Корабль стоял на косе, и к ним подошел Эльвир, который был в это время на пристани.
Двое людей Турира перенесли на борт свои сундуки и теперь сидели на них.
— Не следует поддаваться предсказаниям, — сказал Турир. — И к тому же неизвестно, был ли это в самом деле твой дух-хранитель. Как он выглядел?
— Это была женщина, — ответил Торберг, — и она была вооружена.
— Это и должна была быть баба, раз это твой дух-хранитель! — с усмешкой произнес Эльвир.
Торберг нахмурил брови, явно считая, что Эльвиру следовало бы попридержать язык, тем более, в присутствии священника. Священник Энунд, видимо, тоже так считал, потому что отвернулся, услышав слова Эльвира. Но Эльвир не собирался так легко отступать, все еще чувствуя неприязнь к Торбергу за его внимание к Сигрид.
— Ты ведь христианин, — сказал он. — Разве ты не ходишь на исповедь?
Энунд тут же повернулся к нему.
— Это новость для меня, что ты христианин, Торберг, — сказал он. Торберг опустил глаза, лихорадочный румянец покрыл его щеки.
— Я был крещен во времена Олава Трюгвассона, — сказал он.
— Многие из тех, кто был тогда крещен, вернулись к язычеству, — сказал Энунд.
— Я не вернулся к старым богам, — ответил Торберг. — Время от времени я хожу на мессу и на исповедь…
— Ты даже не приоткрыл дверь церкви в Стейнкьере, — сказал священник.

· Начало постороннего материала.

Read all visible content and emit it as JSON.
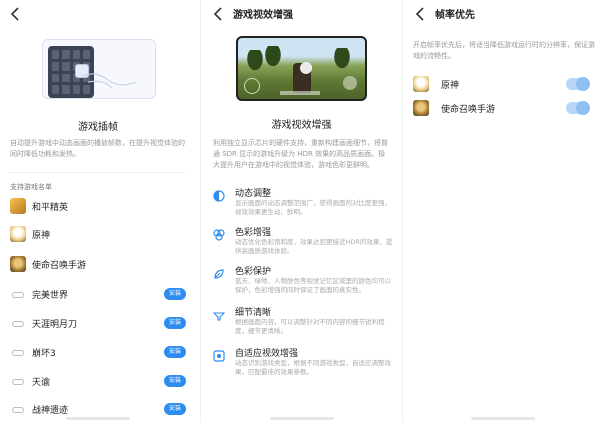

— Ты не похож на того священника, к которому я привык, — сказал Торберг. — Не думаю, что ты с такой легкостью отпустил бы мне грехи, как это делал он.
— Неужели? — стоя в пол-оборота к нему, спросил священник.
— Он женат, и у него есть также дети от любовниц, и он не так глуп, чтобы не понимать, что грешит…
— Все мы грешны, Торберг, — сказал Энунд, — и один только Бог может судить нас. Мы же, священники, благодаря своей учености и молитвам, можем измерить глубину покаяния, а затем отпустить грехи. И для нас является утешением знание о том, что благодаря нашим деяниям во имя Господа и согласно Его заветам, Он в своей милости снисходит к нашим просьбам. Но, я думаю, ты мало выигрываешь оттого, что ищешь себе священника, поддающегося тому же греху, что и ты, и поэтому впадающего в соблазн прощения. Тебе не будет лучше, если ты перестанешь посещать церковь. И если дело обстоит действительно так, как ты думаешь, и ты вскоре предстанешь перед судом Всевышнего, теперь самое время навести порядок в своих делах.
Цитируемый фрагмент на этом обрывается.